Sehr geehrter Herr Frei, könnten Sie mir bitte erklären, wie ich als alleinstehende Frau im Krankheitsfall am ersten Tag eine AU-Bescheinigung erhalte, ohne dies telefonisch erledigen zu können?
Sehr geehrter Herr Frei, diese beiden Maßnahmen gleichzeitig einzuführen, Krankmeldung zum 1. Krankheitstag und Abschaffung telefonische Krankschreibung, ist nicht alltagstauglich.
Mich persönlich beängstigt diese Maßnahme. Neulich bin ich mit einer schweren Kolik im Bett gelegen und hätte mich nicht auf den Weg zur Hausärztin machen können. Wie dankbar bin ich gewesen, dass ich mich für diesen einen Tag krankmelden konnte.

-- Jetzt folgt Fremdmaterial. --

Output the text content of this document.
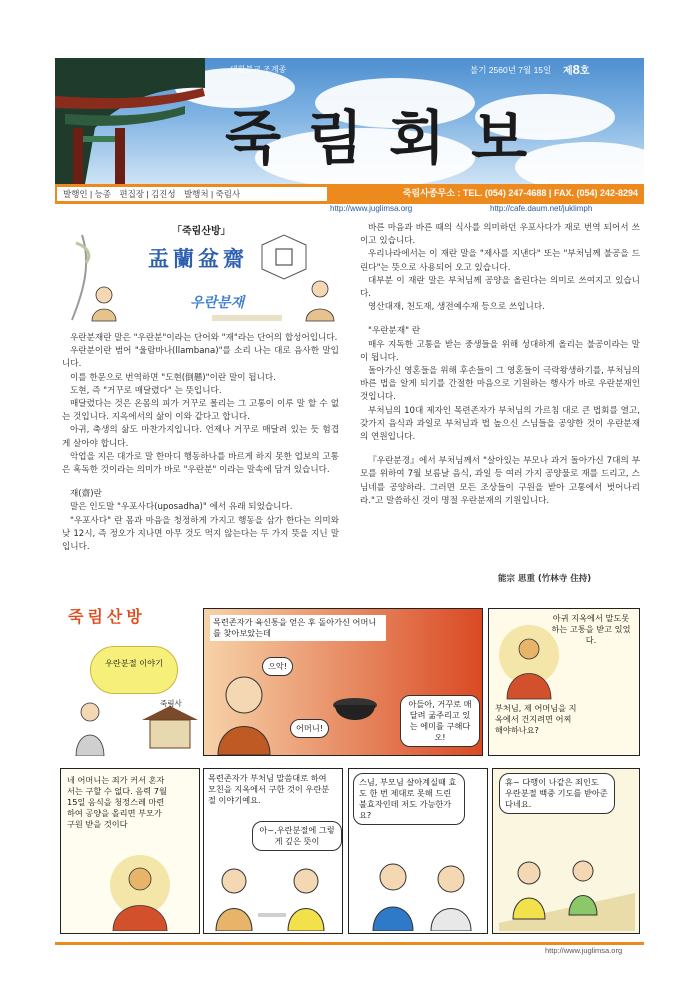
대한불교 조계종	불기 2560년 7월 15일 제8호
죽림회보
발행인 | 능종 편집장 | 김진성 발행처 | 죽림사	죽림사종무소 : TEL. (054) 247-4688 | FAX. (054) 242-8294
http://www.juglimsa.org	http://cafe.daum.net/juklimph
「죽림산방」
盂蘭盆齋
우란분재

우란분재란 말은 "우란분"이라는 단어와 "재"라는 단어의 합성어입니다.

우란분이란 범어 "울람바나(llambana)"를 소리 나는 대로 음사한 말입니다.

이를 한문으로 번역하면 "도현(倒懸)"이란 말이 됩니다.

도현, 즉 "거꾸로 매달렸다" 는 뜻입니다.

매달렸다는 것은 온몸의 피가 거꾸로 몰리는 그 고통이 이루 말 할 수 없는 것입니다. 지옥에서의 삶이 이와 같다고 합니다.

아귀, 축생의 삶도 마찬가지입니다. 언제나 거꾸로 매달려 있는 듯 험겹게 살아야 합니다.

악업을 지은 대가로 말 한마디 행동하나를 바르게 하지 못한 업보의 고통은 혹독한 것이라는 의미가 바로 "우란분" 이라는 말속에 담겨 있습니다.

재(齋)란

말은 인도말 "우포사다(uposadha)" 에서 유래 되었습니다.

"우포사다" 란 몸과 마음을 청정하게 가지고 행동을 삼가 한다는 의미와 낮 12시, 즉 정오가 지나면 아무 것도 먹지 않는다는 두 가지 뜻을 지닌 말입니다.

바른 마음과 바른 때의 식사를 의미하던 우포사다가 재로 번역 되어서 쓰이고 있습니다.

우리나라에서는 이 재란 말을 "제사를 지낸다" 또는 "부처님께 불공을 드린다"는 뜻으로 사용되어 오고 있습니다.

대부분 이 재란 말은 부처님께 공양을 올린다는 의미로 쓰여지고 있습니다.

영산대재, 천도재, 생전예수재 등으로 쓰입니다.

"우란분재" 란

매우 지독한 고통을 받는 중생들을 위해 성대하게 올리는 불공이라는 말이 됩니다.

돌아가신 영혼들을 위해 후손들이 그 영혼들이 극락왕생하기를, 부처님의 바른 법을 알게 되기를 간절한 마음으로 기원하는 행사가 바로 우란분재인 것입니다.

부처님의 10대 제자인 목련존자가 부처님의 가르침 대로 큰 법회를 열고, 갖가지 음식과 과일로 부처님과 법 높으신 스님들을 공양한 것이 우란분재의 연원입니다.

『우란분경』에서 부처님께서 "살아있는 부모나 과거 돌아가신 7대의 부모를 위하여 7월 보름날 음식, 과일 등 여러 가지 공양물로 재를 드리고, 스님네를 공양하라. 그러면 모든 조상들이 구원을 받아 고통에서 벗어나리라."고 말씀하신 것이 명절 우란분재의 기원입니다.

能宗 思重 (竹林寺 住持)
죽림산방
우란분절 이야기
죽림사
목련존자가 육신통을 얻은 후 돌아가신 어머니를 찾아보았는데
으악!
어머니!
아들아, 거꾸로 매달려 굶주리고 있는 에미를 구해다오!
아귀 지옥에서 말도못하는 고통을 받고 있었다.
부처님, 제 어머님을 지옥에서 건지려면 어찌해야하나요?
네 어머니는 죄가 커서 혼자서는 구할 수 없다. 음력 7월 15일 음식을 청정스레 마련하여 공양을 올리면 부모가 구원 받을 것이다
목련존자가 부처님 말씀대로 하여 모친을 지옥에서 구한 것이 우란분절 이야기예요.
아~,우란분절에 그렇게 깊은 뜻이
스님, 부모님 살아계실때 효도 한 번 제대로 못해 드린 불효자인데 저도 가능한가요?
휴~ 다행이 나같은 죄인도 우란분절 백중 기도를 받아준다네요.
http://www.juglimsa.org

Am nächsten Tag war der Spuk vorbei und ich konnte wieder arbeiten.
Wie hätte ich dies bei AU am 1. Krankheitstag ohne telefonische Krankschreibung bewältigen sollen? Mit freundlichen Grüßen
Stefanie W.
Sehr geehrte Frau W.,
die Koalition hat beschlossen, die telefonische Krankschreibung abzuschaffen und die AU-Pflicht grundsätzlich auf den ersten Krankheitstag vorzuziehen, so wie es von der unabhängigen Expertenkommission vorgeschlagen wurde. Zugleich wurde aber deutlich gemacht, dass dies nicht bedeuten soll, dass man am ersten Tag zwingend in die Praxis gehen muss. Es soll eine „unbürokratische Lösung“ gefunden werden, etwa über Videosprechstunden oder andere digitale Angebote, damit auch akut erkrankte Menschen ohne Praxisbesuch eine AU erhalten können. Ich halte es für richtig, dass die Umsetzung alltagstauglich bleibt: Wer sich am ersten Tag nachweislich nicht zur Praxis begeben kann, muss auch ohne persönlichen Kontakt eine AU-Bescheinigung erhalten können. Die Details werden im Gesetzgebungsverfahren noch geklärt. Im Übrigen ist die telefonische Krankschreibung erst während der Corona-Pandemie eingeführt worden. Insofern kehren wir zum alten Rechtszustand zurück.